Un an après un apprentissage brutal conclu dès les phases de groupes, l’ASC Ville de Dakar revient en Basketball Africa League (BAL) avec davantage de vécu, un effectif renforcé et un cap assumé : rejoindre enfin le Final 8. Face au Club Africain de Tunis ce vendredi à Rabat, le champion du Sénégal ouvre une campagne où l’ambition devra résister à la densité d’une Conférence Sahara redoutable.

Pour l’ASC Ville de Dakar, l’heure du test grandeur nature a sonné. Ce vendredi à Rabat, dans l’écrin du Complexe Sportif Prince Moulay Abdellah, le représentant sénégalais lance sa saison 6 de BAL avec un premier choc face au Club Africain. Une entrée immédiate dans le vif du sujet, à l’image d’une Conférence Sahara sans zone de confort.

Le décor est prestigieux, le défi immense. Entre le FUS Rabat, (Maroc), Al Ahly (Égypte), Club Africain (Tunisie), Jeunesse Club Abidjan Kings (Côte d’Ivoire) et Maktown Flyers (Nigeria), le plateau ressemble à un concentré de ce que le basket africain produit de plus dense. Expérience continentale, puissance athlétique, profondeur d’effectif : Ville de Dakar n’aura aucun match de transition.

Mais cette campagne n’a rien d’une simple participation. Elle porte une ambition plus structurée. Éliminée prématurément lors de son baptême du feu en 2025, la formation de la Municipalité veut transformer l’apprentissage en affirmation. Le discours de Moustapha Gaye est à l’image du projet,  mesuré dans la forme et élevé dans les intentions. « L’année dernière, c’était un baptême du feu. Nous avons beaucoup appris. Cette saison, nous repartons sur de nouvelles bases avec davantage d’expérience et de sérénité. L’objectif est de progresser dans le contenu et dans l’organisation. Nous ne venons pas en fanfarons. Nous voulons jouer chaque match avec humilité, mais aussi avec ambition. Nous espérons obtenir de bons résultats ».

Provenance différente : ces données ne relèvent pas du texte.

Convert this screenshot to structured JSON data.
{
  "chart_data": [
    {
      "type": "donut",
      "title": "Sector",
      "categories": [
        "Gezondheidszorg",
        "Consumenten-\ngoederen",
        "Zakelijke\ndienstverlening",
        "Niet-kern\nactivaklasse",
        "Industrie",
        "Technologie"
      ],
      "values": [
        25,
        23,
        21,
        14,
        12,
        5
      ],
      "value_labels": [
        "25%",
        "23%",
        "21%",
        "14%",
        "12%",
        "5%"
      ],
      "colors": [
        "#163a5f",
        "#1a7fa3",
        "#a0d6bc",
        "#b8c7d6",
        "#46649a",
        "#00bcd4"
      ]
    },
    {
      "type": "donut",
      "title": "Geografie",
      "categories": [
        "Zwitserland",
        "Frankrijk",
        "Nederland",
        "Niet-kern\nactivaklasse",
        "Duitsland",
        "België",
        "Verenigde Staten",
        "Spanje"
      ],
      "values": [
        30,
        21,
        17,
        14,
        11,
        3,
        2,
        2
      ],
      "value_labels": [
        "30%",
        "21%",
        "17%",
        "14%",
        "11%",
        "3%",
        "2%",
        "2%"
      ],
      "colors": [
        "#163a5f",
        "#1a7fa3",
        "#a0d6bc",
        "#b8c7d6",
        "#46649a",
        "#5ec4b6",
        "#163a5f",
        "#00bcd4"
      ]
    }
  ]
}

Le technicien sénégalais a insisté sur la progression collective, la rigueur tactique et l’humilité compétitive. Mais derrière cette prudence de façade, le recrutement raconte autre chose : Ville de Dakar vise plus haut.

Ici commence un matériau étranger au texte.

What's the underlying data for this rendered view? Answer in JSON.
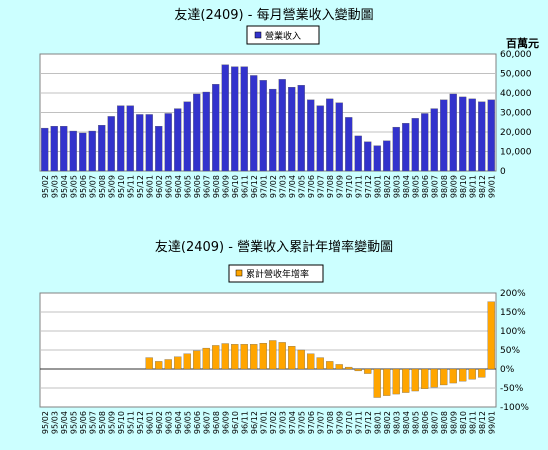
{
  "chart_data": [
    {
      "type": "bar",
      "title": "友達(2409) - 每月營業收入變動圖",
      "legend": "營業收入",
      "unit_label": "百萬元",
      "legend_placement": "top-center",
      "bar_color": "#3333cc",
      "ylim": [
        0,
        60000
      ],
      "yticks": [
        "0",
        "10,000",
        "20,000",
        "30,000",
        "40,000",
        "50,000",
        "60,000"
      ],
      "categories": [
        "95/02",
        "95/03",
        "95/04",
        "95/05",
        "95/06",
        "95/07",
        "95/08",
        "95/09",
        "95/10",
        "95/11",
        "95/12",
        "96/01",
        "96/02",
        "96/03",
        "96/04",
        "96/05",
        "96/06",
        "96/07",
        "96/08",
        "96/09",
        "96/10",
        "96/11",
        "96/12",
        "97/01",
        "97/02",
        "97/03",
        "97/04",
        "97/05",
        "97/06",
        "97/07",
        "97/08",
        "97/09",
        "97/10",
        "97/11",
        "97/12",
        "98/01",
        "98/02",
        "98/03",
        "98/04",
        "98/05",
        "98/06",
        "98/07",
        "98/08",
        "98/09",
        "98/10",
        "98/11",
        "98/12",
        "99/01"
      ],
      "values": [
        22000,
        23000,
        23000,
        20500,
        19500,
        20500,
        23500,
        28000,
        33500,
        33500,
        29000,
        29000,
        23000,
        29500,
        32000,
        35500,
        39500,
        40500,
        44500,
        54500,
        53500,
        53500,
        49000,
        46500,
        42000,
        47000,
        43000,
        44000,
        36500,
        33500,
        37000,
        35000,
        27500,
        18000,
        15000,
        13000,
        15500,
        22500,
        24500,
        27000,
        29500,
        32000,
        36500,
        39500,
        38000,
        37000,
        35500,
        36500
      ]
    },
    {
      "type": "bar",
      "title": "友達(2409) -  營業收入累計年增率變動圖",
      "legend": "累計營收年增率",
      "legend_placement": "top-center",
      "bar_color": "#ffa500",
      "ylim": [
        -100,
        200
      ],
      "yticks": [
        "-100%",
        "-50%",
        "0%",
        "50%",
        "100%",
        "150%",
        "200%"
      ],
      "categories": [
        "95/02",
        "95/03",
        "95/04",
        "95/05",
        "95/06",
        "95/07",
        "95/08",
        "95/09",
        "95/10",
        "95/11",
        "95/12",
        "96/01",
        "96/02",
        "96/03",
        "96/04",
        "96/05",
        "96/06",
        "96/07",
        "96/08",
        "96/09",
        "96/10",
        "96/11",
        "96/12",
        "97/01",
        "97/02",
        "97/03",
        "97/04",
        "97/05",
        "97/06",
        "97/07",
        "97/08",
        "97/09",
        "97/10",
        "97/11",
        "97/12",
        "98/01",
        "98/02",
        "98/03",
        "98/04",
        "98/05",
        "98/06",
        "98/07",
        "98/08",
        "98/09",
        "98/10",
        "98/11",
        "98/12",
        "99/01"
      ],
      "values": [
        0,
        0,
        0,
        0,
        0,
        0,
        0,
        0,
        0,
        0,
        0,
        30,
        20,
        25,
        32,
        40,
        48,
        55,
        62,
        67,
        65,
        65,
        65,
        68,
        75,
        70,
        60,
        50,
        40,
        30,
        20,
        12,
        5,
        -5,
        -12,
        -75,
        -70,
        -66,
        -62,
        -58,
        -52,
        -48,
        -42,
        -37,
        -32,
        -27,
        -22,
        177
      ]
    }
  ]
}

Un effectif riche pour passer un cap

Le casting a de l’allure. Avec Solo Diabaté à la mène, le club s’offre un patron. Son vécu BAL, son contrôle du tempo et son leadership changent le plafond de l’équipe. Axel Toupane apporte, lui, une autre dimension. Son vécu NBA et son exigence défensive donnent une épaisseur rare à ce projet.

À l’intérieur, Ater Majok et Deng Deng installent une densité physique capable de rivaliser avec les grosses cylindrées de la conférence. Protection du cercle, intimidation, présence au rebond : c’est dans ce secteur que Ville de Dakar veut changer de statut. Matthieu Missonnier ajoute encore de la profondeur, pendant que le noyau local (Samba Dali Fall, Bara Ndiaye, Mouhamed Camara ou Mamadou Lamine Diop) garantit identité et continuité.

Cette version 2026 paraît plus mature, plus longue, plus armée. Reste maintenant à le traduire sur le parquet.

L’objectif est limpide : accrocher une des quatre places qualificatives pour le Final 8. Et cela commence dès ce vendredi. Face au Club Africain, il ne s’agira pas seulement de réussir son entrée, mais d’envoyer un signal à toute la Conférence.

Ville de Dakar n’arrive plus pour apprendre. Elle arrive pour exister. Et, peut-être, bousculer la hiérarchie. Dans une BAL où le statut se conquiert plus qu’il ne s’annonce, c’est précisément ce que les hommes de Moustapha Gaye viennent chercher à Rabat.